Книга известного литературоведа, доктора филологических наук Бориса Соколова раскрывает тайны четырех самых великих романов Федора Достоевского – «Преступление и наказание», «Идиот», «Бесы» и «Братья Карамазовы». По всем этим книгам не раз снимались художественные фильмы и сериалы, многие из которых вошли в сокровищницу мирового киноискусства, они с успехом инсценировались во многих театрах мира. Каково было истинное происхождение рода Достоевских? Каким был путь Достоевского к Богу и как это отразилось в его романах? Как личные душевные переживания писателя отразились в его произведениях? Кто был прототипами революционных «бесов»? Что роднит Николая Ставрогина с былинным богатырем? Каким образом повлиял на Достоевского скандально известный маркиз де Сад? Какая поэма послужила источником знаменитой легенды о «Великом инквизиторе»? Какой должна была быть судьба героев «Братьев Карамазовых» в так и ненаписанном Федором Михайловичем втором томе романа? На эти и другие вопросы о жизни и творчестве Достоевского читатель найдет ответы в этой книге.
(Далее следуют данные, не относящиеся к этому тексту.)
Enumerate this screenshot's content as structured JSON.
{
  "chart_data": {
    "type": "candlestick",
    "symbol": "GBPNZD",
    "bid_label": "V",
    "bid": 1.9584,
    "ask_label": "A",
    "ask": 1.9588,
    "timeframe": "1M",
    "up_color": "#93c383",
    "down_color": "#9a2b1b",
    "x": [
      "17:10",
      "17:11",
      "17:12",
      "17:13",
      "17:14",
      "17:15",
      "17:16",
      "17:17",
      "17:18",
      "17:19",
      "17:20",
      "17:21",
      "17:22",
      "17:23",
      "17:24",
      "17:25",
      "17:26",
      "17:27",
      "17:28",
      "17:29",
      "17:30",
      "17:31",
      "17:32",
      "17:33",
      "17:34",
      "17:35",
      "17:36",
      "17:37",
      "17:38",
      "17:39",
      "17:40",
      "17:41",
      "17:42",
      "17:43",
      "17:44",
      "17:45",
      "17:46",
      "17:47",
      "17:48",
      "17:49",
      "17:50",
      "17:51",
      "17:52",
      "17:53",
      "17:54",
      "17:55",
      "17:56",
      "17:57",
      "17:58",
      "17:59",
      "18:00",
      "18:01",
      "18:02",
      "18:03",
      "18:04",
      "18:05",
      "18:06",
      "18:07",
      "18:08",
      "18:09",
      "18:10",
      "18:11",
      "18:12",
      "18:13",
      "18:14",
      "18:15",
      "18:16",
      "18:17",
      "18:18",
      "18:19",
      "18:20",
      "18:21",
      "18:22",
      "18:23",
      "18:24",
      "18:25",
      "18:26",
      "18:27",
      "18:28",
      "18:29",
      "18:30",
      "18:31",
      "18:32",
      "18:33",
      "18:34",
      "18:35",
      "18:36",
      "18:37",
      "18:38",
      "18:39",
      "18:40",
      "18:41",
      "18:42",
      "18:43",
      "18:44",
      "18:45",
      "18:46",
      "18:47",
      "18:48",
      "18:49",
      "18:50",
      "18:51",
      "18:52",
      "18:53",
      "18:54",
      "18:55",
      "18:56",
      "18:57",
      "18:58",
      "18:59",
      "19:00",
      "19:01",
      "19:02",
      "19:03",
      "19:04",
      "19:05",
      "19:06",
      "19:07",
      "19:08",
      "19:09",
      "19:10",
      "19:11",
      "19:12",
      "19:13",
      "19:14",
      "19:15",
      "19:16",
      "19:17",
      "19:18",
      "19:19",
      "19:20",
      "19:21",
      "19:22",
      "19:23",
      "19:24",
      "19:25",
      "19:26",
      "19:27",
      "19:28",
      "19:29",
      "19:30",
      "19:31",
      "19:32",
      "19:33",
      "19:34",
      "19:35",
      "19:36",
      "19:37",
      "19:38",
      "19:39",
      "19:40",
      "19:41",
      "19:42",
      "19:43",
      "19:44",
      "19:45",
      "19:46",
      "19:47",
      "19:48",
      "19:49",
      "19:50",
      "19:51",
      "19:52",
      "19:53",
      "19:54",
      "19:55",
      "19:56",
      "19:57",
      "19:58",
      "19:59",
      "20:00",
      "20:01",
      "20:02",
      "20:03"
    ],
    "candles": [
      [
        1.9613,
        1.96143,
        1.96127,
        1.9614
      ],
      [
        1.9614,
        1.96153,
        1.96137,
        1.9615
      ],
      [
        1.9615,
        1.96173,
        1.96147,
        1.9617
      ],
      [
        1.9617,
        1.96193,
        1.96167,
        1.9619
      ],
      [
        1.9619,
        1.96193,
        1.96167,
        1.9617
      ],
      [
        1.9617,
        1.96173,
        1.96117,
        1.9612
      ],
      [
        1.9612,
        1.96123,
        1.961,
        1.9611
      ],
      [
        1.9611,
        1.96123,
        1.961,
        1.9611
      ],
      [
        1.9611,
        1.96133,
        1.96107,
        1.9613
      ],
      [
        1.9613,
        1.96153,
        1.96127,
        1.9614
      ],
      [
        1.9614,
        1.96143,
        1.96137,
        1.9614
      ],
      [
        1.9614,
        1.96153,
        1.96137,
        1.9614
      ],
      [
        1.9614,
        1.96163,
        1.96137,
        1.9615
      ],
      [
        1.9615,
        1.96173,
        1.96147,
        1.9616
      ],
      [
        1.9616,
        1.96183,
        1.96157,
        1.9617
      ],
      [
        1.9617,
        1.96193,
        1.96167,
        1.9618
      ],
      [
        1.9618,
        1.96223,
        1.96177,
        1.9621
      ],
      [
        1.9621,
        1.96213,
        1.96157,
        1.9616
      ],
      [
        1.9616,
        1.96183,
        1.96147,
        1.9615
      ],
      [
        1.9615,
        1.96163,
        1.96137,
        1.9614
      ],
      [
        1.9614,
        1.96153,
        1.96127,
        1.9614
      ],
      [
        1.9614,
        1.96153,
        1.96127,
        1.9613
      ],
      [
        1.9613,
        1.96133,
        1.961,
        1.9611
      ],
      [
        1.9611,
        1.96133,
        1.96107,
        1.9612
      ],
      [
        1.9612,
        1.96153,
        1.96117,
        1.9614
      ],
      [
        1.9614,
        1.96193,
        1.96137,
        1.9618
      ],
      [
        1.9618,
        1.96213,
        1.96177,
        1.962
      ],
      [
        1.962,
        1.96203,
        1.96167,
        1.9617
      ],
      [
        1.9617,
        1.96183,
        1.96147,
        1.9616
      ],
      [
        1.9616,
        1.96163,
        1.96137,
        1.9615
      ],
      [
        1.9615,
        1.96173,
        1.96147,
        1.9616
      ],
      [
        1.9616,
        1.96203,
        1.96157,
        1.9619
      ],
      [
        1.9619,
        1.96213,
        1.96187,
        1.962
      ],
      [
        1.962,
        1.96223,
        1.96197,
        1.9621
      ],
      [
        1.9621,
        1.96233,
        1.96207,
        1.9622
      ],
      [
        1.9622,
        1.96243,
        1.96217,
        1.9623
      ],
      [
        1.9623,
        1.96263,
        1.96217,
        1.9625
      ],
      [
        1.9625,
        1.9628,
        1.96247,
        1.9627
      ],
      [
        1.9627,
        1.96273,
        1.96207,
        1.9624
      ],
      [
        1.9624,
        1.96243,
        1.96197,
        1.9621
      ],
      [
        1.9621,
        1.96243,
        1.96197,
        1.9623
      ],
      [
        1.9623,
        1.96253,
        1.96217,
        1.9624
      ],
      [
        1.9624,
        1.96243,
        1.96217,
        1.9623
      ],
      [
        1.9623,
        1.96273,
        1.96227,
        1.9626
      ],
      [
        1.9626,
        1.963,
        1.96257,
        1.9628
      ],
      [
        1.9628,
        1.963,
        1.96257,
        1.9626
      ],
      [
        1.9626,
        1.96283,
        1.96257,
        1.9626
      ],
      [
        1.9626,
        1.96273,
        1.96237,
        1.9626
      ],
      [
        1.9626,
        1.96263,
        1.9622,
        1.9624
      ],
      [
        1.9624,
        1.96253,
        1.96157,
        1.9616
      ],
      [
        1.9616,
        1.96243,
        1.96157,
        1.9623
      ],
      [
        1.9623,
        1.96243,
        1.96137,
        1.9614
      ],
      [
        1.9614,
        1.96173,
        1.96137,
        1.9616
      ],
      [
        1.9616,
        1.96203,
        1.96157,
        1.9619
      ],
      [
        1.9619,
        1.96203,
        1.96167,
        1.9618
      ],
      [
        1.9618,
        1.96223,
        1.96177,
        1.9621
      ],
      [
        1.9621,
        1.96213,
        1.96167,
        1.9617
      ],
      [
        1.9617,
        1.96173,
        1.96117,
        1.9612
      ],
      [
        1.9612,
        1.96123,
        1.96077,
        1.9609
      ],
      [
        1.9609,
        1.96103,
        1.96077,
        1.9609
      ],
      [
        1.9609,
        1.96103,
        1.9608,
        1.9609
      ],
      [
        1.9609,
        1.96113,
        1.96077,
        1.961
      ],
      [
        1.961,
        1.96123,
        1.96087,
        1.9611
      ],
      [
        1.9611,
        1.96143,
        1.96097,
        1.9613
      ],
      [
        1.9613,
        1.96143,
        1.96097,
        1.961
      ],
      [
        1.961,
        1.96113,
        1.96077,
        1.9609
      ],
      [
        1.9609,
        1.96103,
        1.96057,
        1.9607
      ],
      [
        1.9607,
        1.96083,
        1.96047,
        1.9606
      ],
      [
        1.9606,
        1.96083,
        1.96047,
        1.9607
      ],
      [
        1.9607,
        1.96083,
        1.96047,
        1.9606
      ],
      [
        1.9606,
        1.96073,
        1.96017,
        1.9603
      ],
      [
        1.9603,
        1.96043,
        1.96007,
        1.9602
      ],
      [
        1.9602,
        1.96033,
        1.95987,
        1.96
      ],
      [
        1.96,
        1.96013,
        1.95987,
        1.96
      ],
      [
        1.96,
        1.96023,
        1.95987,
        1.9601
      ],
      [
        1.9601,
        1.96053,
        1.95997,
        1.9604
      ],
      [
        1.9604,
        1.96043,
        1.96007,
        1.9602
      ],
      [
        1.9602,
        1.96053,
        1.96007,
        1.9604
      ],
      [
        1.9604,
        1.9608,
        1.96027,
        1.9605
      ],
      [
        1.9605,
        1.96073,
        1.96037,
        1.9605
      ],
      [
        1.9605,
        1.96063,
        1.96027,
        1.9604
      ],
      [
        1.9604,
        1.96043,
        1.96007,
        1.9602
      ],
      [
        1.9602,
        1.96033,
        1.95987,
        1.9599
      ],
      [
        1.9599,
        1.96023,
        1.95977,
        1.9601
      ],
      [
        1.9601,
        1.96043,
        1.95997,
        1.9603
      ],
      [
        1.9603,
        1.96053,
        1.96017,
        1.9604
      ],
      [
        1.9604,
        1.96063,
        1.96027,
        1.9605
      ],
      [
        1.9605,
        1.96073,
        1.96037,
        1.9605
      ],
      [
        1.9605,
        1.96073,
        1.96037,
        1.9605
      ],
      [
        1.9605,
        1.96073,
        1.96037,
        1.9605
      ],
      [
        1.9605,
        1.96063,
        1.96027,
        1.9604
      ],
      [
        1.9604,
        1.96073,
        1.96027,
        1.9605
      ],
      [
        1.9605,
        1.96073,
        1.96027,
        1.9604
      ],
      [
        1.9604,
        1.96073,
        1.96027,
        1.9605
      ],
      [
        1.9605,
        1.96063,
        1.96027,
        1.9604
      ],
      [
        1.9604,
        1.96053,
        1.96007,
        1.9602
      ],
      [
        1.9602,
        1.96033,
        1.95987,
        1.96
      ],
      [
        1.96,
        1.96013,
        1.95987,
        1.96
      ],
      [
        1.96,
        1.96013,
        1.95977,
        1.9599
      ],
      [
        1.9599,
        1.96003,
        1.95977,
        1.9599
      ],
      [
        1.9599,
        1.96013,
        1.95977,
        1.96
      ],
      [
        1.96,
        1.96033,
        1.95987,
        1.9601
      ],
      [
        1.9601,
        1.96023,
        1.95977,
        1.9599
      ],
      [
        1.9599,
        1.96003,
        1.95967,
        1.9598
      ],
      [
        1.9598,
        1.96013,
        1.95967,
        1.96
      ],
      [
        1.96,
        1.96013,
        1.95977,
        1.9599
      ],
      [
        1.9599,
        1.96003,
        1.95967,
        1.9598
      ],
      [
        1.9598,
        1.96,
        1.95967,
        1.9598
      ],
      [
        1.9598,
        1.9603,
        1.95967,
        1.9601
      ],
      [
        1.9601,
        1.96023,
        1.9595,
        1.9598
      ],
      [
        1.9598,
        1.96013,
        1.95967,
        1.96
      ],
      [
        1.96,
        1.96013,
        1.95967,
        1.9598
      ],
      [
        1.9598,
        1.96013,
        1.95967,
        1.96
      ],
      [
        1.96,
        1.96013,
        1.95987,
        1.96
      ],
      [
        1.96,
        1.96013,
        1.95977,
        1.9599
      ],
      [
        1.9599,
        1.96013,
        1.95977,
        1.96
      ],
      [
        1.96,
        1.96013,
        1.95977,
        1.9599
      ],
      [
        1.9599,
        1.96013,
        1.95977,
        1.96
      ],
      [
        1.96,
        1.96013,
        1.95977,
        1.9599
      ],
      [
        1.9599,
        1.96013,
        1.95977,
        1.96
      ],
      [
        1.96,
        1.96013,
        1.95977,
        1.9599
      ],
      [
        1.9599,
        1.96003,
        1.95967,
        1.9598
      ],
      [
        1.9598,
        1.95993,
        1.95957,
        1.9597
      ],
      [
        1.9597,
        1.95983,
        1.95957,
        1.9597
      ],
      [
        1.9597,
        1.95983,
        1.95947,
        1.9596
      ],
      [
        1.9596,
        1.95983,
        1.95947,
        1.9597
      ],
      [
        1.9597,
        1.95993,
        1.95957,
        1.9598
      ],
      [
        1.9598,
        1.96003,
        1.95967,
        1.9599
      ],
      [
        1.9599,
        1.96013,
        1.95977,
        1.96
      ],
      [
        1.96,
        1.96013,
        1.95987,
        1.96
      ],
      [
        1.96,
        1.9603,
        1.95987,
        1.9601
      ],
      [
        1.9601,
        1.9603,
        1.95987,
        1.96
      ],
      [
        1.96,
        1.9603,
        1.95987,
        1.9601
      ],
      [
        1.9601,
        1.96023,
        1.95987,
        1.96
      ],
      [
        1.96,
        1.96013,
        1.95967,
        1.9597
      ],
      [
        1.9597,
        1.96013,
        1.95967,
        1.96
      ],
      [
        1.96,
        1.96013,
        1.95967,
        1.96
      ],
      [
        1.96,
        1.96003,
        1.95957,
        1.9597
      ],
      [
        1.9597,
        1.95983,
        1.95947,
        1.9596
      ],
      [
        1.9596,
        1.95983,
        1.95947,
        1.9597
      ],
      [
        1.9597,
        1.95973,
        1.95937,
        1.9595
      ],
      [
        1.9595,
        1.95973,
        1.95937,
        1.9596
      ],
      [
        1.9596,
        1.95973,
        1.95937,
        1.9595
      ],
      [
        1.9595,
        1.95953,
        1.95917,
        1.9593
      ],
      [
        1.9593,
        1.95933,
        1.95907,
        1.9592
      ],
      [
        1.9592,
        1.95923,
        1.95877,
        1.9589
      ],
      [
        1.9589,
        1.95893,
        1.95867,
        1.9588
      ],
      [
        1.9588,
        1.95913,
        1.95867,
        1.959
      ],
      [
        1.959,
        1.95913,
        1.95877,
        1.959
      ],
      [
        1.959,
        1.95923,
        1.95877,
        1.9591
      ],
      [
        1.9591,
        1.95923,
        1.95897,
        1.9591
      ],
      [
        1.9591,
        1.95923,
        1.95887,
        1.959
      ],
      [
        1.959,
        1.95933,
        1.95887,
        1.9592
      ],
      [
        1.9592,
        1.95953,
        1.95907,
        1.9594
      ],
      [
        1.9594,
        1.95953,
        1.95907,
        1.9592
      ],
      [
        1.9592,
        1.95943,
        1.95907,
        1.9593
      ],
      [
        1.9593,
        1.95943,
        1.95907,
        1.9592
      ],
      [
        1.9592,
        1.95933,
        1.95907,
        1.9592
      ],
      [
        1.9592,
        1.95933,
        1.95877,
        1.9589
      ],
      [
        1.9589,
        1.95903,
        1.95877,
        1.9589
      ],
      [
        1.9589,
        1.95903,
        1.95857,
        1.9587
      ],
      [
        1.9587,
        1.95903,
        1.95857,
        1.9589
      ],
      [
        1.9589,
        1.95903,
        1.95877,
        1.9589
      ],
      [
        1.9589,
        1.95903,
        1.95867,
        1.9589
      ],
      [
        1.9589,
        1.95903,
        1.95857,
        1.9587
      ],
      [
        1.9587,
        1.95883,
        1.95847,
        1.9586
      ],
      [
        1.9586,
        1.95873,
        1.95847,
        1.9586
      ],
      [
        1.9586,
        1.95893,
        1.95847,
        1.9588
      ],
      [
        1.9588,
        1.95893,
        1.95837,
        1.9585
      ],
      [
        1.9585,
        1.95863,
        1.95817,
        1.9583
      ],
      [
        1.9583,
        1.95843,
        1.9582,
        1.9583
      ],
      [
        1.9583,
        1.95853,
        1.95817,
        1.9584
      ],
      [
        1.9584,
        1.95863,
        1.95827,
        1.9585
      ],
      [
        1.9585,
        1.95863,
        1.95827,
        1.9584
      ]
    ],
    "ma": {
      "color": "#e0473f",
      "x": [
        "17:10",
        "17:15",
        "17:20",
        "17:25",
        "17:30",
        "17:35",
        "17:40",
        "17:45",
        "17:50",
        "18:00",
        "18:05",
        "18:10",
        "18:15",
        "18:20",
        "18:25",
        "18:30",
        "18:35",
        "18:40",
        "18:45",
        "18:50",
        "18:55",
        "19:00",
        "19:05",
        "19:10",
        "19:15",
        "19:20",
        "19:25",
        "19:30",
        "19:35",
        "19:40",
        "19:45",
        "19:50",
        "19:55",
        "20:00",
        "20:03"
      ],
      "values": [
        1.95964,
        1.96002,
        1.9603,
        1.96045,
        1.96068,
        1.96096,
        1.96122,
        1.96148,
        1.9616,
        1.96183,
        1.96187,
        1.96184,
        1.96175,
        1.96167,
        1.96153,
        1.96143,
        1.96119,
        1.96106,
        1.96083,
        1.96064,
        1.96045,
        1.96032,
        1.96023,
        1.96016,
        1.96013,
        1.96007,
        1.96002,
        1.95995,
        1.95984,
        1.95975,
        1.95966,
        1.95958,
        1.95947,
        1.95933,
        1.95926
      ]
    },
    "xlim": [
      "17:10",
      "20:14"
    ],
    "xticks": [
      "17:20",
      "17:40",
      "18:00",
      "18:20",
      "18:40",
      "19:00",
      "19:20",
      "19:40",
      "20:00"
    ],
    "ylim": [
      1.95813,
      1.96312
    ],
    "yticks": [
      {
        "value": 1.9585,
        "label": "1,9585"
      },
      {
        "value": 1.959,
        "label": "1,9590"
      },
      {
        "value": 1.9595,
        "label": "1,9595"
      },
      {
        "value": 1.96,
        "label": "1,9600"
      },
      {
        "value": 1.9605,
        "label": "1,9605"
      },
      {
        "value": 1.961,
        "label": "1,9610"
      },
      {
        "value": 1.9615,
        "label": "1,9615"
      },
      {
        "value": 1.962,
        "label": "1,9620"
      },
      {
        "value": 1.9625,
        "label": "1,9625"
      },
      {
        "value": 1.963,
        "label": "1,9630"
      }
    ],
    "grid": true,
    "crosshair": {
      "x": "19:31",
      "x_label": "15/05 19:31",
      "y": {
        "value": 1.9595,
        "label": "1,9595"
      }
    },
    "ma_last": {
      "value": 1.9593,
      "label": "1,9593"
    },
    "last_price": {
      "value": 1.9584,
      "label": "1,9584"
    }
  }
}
Вдребезги: GREEN DAY, THE OFFSPRING, BAD RELIGION, NOFX и панк-волна 90-х

Большинство книг, статей и документальных фильмов, посвященных панку, рассказывают о его расцвете в 70-х годах – и мало кто рассказывает о его возрождении в 90-х. Иэн Уинвуд впервые подробно описывает изменения в музыкальной культуре того времени, отошедшей от гранжа к тому, что панки первого поколения называют пост-панком, нью-вейвом – вообще чем угодно, только не настоящей панк-музыкой. Под обложкой этой книги собраны свидетельства ключевых участников этого движения 90-х: Green Day, The Offspring, NOF X, Rancid, Bad Religion, Social Distortion и других групп.